Work wraps up on the track in preparation for its grand re-opening in 1970. The blue pick-up belonged to George Sweeting.
The view toward turn 1. Can anyone guess where the photographer stood to take this?
Hint: it was not the concession stand.
Check out that dip at the start-finish line!
This is turn 2 with the famous Florida City water tower in the distance.
Cleanup is almost complete after the end of a demolition derby at Florida City. The stands have emptied as this was the last event for the evening. Ed Bowling, the mini-stock hot shoe, was the driver of this car.
Photo by Ed Oberlies c. 1972
The kids took over during intermission for a one lap race in their "man-powered modifieds". A fresh "engine" was waiting on the back-straight, and took over after a perilous, full-speed engine change. Your humble correspondent drove #16 tonight, and if memory serves correctly, the engine was Donnie Allison's son. He is one of the principles of 600 Racing, original manufacturer of the Legend Cars. We finished 4'th!
(Photo by Ed Oberlies May 12, 1973)
From time to time, the track ran a Powder Puff Race.
Here is a photo of Barbara Hollinger (my mom) after a victory.
She was pretty fearless for a mother of 5. At the time this picture was taken, she had taken up motorcycle riding as a hobby.
Photo by Ed Oberlies
June 9, 1973
An Opel pace car? Times must have been tough!
March 16, 1974
Bitsy Dahlberg wins a "Powder Puff" race in Rob Bean's Renault. Note what it says on the roof: Foreign Auto Race Team. That makes an interesting acronym!
The United Mini-stock Conference was a traveling group organized by Dana Barlow. They ran at Naples, Hialeah, Fort Pierce, Suncoast Speedway in Fort Meyers and many other tracks. At some places, race fans had never seen anything like mini-stocks before.
Here is a shot of tight traffic at the Hollywood Speedway.
The last time you saw David Hollinger, he was driving his 1172 CC Anglia in the stock class. Well, here is his latest creation: a STREET LEGAL Super Modified. This car raced for years at the Oswego Speedway in New York. David bought it and prepared it for the street with a new 496 CI Chevy, a racing power-glide and a radically offset quick-change.
Yes, it is as fast as it looks!
Only a real gear-head could come up with something like this! Orville Krienke was a racefan and local business man. He owned the A+W Rootbeer stand in Homestead and built this creation to help advertise the business.
This is a Jeep body mounted on the running gear from a giant 1957 Chrysler. The next time you mount a Jeep body on a Chrysler, remember to remove 18 inches of the Chrysler frame, and to add 10 inches to the Jeep hood!
Orville's car still exists in Homestead. I enjoyed meeting him at he reunion and hearing about his project; another Florida City original!
Demo night and someone trashed a perfectly good Anglia!
Someone had the good fortune of driving Carl Hilton's potent car during some sort of special event.
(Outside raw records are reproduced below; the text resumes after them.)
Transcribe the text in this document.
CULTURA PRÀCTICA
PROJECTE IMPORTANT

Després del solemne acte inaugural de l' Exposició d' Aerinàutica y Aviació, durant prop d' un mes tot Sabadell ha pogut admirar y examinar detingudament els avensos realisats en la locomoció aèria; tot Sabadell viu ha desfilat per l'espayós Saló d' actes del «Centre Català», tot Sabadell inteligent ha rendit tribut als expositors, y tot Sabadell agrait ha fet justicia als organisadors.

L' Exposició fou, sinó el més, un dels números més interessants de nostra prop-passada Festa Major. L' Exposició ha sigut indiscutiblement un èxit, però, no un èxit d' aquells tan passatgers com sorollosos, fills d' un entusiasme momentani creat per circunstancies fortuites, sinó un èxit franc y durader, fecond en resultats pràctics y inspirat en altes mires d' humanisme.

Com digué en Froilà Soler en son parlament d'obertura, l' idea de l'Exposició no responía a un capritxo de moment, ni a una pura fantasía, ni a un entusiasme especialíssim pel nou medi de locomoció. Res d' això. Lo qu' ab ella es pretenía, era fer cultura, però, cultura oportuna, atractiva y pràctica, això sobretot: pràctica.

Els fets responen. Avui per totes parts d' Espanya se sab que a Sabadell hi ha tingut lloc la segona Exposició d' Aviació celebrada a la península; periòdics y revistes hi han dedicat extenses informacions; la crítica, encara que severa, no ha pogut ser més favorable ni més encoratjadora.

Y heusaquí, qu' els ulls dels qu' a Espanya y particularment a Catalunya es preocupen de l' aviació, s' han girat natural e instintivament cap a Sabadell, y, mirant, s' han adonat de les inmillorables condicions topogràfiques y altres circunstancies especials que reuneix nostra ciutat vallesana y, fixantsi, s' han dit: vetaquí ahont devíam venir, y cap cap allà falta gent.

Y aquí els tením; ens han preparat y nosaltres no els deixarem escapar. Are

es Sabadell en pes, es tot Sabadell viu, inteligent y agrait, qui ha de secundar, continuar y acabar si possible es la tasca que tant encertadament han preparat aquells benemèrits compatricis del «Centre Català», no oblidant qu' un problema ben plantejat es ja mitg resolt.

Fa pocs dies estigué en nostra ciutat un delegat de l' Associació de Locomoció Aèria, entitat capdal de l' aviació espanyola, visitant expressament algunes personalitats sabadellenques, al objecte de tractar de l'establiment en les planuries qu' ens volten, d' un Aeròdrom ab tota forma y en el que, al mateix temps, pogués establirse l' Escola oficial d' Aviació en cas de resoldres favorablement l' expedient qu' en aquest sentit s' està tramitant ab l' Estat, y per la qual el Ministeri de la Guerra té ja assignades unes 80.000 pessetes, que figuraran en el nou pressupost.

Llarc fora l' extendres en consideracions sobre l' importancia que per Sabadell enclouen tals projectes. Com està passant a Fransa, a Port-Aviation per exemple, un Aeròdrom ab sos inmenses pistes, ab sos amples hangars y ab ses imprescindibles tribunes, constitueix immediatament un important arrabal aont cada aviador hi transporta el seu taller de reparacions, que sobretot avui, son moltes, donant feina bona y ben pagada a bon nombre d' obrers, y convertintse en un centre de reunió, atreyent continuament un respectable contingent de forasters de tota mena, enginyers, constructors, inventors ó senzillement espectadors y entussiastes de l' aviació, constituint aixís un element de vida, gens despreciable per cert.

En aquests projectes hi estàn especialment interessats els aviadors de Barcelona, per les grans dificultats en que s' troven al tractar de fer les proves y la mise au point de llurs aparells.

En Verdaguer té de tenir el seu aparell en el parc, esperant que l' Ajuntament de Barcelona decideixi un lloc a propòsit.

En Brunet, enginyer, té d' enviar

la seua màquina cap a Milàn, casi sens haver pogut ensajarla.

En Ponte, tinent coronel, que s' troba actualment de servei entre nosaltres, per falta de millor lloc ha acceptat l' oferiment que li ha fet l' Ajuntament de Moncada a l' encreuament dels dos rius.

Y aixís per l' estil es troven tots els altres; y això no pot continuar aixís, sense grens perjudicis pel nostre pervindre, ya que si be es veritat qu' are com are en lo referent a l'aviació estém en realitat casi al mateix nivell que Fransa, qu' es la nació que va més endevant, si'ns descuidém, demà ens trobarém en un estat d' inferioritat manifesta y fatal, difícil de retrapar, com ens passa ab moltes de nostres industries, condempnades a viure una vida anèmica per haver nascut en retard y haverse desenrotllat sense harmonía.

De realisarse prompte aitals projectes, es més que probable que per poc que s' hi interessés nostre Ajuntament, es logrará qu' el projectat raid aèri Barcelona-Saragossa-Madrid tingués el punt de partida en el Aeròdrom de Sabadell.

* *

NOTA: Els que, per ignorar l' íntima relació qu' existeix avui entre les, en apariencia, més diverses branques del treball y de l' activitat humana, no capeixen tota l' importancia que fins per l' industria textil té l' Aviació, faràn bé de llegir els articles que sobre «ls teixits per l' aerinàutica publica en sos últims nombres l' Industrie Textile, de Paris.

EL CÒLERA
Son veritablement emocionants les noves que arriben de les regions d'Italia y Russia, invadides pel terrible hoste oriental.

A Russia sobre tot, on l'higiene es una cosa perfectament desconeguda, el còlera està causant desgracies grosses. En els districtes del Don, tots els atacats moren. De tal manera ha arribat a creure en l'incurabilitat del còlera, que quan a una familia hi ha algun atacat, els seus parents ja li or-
Was this a "celebrity race" or a police race? Anyone know?
March 16, 1974 photo by Ed Oberlies
Check out this add from the Opa Locka Speedway 35 miles up the road.
. A colored section!
A feature winner sticker!
This concrete block wall is all that remains of the old track. It ran parallel to the back straight.
Here was an innovative experiment in track drying! I understand it worked pretty well, but the hovercraft skid down the banking in the corners.